Live At Robert Johnson, 2011

Incluido en “Desperate Housemen EP”.

En Frankfurt, y más concretamente en el Robert Johnson (el club fundado por Ata en el 99 en Offenbach, al otro lado del río), Roman es considerado como un dios. Lógico, pues, que publicara un par de EPs en el sello del club, ambos más pisteros que sus discos en Dial, y ambos de una calidad suprema. Este es el primero.

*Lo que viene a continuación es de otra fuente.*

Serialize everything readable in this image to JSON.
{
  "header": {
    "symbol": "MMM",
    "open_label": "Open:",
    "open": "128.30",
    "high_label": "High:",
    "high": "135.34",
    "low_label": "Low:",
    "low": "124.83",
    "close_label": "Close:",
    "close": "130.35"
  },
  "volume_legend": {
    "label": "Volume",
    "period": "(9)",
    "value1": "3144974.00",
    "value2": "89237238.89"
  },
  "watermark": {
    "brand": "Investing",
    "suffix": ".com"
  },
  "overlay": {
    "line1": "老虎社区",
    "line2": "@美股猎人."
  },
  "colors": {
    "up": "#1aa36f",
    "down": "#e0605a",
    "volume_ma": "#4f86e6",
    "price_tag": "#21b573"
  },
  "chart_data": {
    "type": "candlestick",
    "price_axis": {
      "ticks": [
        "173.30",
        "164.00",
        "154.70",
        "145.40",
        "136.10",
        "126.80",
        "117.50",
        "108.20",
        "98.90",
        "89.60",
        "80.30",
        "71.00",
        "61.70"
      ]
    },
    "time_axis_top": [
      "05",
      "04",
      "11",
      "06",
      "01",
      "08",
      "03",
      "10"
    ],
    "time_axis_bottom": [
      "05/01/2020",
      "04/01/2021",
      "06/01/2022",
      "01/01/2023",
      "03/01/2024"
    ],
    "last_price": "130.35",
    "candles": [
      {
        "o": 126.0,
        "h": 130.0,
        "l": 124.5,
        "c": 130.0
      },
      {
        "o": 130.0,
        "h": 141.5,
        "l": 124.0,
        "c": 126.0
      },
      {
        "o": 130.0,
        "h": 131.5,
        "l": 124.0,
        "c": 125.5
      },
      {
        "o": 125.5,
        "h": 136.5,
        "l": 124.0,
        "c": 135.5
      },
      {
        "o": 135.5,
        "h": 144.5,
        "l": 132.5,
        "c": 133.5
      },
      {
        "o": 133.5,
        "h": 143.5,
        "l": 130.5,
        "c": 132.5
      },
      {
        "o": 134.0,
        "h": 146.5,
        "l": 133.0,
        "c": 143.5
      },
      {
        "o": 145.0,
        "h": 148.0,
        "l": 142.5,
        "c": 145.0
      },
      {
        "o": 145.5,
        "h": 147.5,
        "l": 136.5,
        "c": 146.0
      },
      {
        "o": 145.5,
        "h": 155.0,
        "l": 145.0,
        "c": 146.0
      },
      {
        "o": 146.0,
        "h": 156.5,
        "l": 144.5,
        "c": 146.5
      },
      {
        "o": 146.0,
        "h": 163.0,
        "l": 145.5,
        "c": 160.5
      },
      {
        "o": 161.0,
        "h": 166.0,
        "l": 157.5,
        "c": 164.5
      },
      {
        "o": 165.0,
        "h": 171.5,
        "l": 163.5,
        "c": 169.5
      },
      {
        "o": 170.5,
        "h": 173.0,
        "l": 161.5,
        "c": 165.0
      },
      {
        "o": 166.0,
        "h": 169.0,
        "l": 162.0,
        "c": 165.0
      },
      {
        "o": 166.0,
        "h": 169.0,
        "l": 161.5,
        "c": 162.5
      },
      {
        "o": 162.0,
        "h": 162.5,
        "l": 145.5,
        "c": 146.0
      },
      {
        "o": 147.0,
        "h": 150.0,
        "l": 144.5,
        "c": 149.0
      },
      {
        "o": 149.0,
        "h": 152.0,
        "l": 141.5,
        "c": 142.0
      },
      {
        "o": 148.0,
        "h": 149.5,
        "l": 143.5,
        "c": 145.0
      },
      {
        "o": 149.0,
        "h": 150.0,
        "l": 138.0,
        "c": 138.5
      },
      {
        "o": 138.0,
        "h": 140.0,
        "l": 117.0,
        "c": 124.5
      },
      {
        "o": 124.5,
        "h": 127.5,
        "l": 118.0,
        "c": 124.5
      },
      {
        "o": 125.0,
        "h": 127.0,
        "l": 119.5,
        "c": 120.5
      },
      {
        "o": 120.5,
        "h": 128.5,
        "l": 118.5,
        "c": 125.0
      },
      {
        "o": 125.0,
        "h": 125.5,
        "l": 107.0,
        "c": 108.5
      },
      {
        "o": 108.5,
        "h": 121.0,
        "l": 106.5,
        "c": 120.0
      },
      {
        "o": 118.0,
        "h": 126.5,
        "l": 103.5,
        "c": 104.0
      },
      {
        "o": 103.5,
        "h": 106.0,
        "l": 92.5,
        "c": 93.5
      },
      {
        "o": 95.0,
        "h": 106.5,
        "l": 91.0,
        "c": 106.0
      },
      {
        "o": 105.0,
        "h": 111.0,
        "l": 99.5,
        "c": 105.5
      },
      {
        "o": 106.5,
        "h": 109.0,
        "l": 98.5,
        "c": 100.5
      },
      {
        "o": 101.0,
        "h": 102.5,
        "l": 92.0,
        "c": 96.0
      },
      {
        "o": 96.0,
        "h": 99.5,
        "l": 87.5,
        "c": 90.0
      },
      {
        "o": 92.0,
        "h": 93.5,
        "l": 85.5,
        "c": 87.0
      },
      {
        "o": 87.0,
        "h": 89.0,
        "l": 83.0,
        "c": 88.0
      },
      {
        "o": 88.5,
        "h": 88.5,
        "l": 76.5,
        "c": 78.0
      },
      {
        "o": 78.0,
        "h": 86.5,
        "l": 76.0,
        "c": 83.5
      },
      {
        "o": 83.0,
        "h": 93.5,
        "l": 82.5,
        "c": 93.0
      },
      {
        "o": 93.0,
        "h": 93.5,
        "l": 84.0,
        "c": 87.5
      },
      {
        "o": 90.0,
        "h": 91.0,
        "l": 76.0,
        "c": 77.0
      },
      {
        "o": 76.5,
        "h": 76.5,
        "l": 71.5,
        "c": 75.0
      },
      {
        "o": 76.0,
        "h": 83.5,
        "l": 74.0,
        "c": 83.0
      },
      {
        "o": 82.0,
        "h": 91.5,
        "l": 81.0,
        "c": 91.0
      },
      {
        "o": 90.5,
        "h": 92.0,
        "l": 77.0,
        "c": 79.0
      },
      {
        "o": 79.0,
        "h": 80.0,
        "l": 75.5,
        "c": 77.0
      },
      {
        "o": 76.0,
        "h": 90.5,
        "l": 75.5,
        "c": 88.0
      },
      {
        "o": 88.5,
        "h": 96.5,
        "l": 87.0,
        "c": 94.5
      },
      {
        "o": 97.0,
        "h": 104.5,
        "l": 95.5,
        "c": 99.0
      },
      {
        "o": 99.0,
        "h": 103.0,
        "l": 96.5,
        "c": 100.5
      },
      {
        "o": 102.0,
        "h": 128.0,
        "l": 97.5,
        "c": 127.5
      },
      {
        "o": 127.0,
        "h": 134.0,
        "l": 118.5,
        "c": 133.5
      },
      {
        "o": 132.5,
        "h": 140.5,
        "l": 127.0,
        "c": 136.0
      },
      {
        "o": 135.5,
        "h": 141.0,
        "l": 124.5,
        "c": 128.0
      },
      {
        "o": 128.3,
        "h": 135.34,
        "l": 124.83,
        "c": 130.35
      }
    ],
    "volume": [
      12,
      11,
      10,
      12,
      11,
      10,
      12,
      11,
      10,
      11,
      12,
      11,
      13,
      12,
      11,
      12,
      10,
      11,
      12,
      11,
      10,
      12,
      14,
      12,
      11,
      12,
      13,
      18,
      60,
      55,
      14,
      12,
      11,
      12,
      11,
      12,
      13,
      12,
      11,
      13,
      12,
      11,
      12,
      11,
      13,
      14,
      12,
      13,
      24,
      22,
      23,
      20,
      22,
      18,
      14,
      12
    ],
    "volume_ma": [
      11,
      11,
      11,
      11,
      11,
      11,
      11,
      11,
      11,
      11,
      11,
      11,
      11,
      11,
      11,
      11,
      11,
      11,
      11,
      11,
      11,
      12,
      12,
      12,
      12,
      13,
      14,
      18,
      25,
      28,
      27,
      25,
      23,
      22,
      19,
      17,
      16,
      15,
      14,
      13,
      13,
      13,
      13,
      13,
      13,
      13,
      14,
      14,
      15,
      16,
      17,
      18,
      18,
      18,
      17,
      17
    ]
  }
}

(Atención al cambio en el track a los 4’05”).

Roman Flügel

Cookie Dust

Live At Robert Johnson, 2012

Y este, el segundo, con este track que da título al disco como highlight impepinable.

Roman Flügel

More & More & More

Jack For Daze, 2013

Entre tanta perfección techno de tempos más o menos bajos, Flügel se salta sus propias normas (si es que las tiene) y se suelta con un hit de booty ghetto house directo al estómago y los pies.

Work that body, move that body!

Roman Flügel

Parade

Dial, 2014

Incluido en “Happiness Is Happening”, su segundo álbum en Dial.

Si “Fatty Folders” aún tenía pie y medio en la pista, aquí solo le da cancha en un par de tracks. Cada vez más sereno y narrativo, queda claro que en los álbumes Flügel busca -y encuentra- otra cadencia para su música, nuevos significados y desarrollos que amplían y elevan su arte. “Parade” fue el single y suena increíble. De hecho, para captar la grandeza del track en realidad hay que escucharla sin atender al vídeo: las imágenes son tan alucinantes y magnéticas que se comen sin querer a los sonidos.

Si tenéis tiempo, haced la prueba: primero sin vídeo y luego con.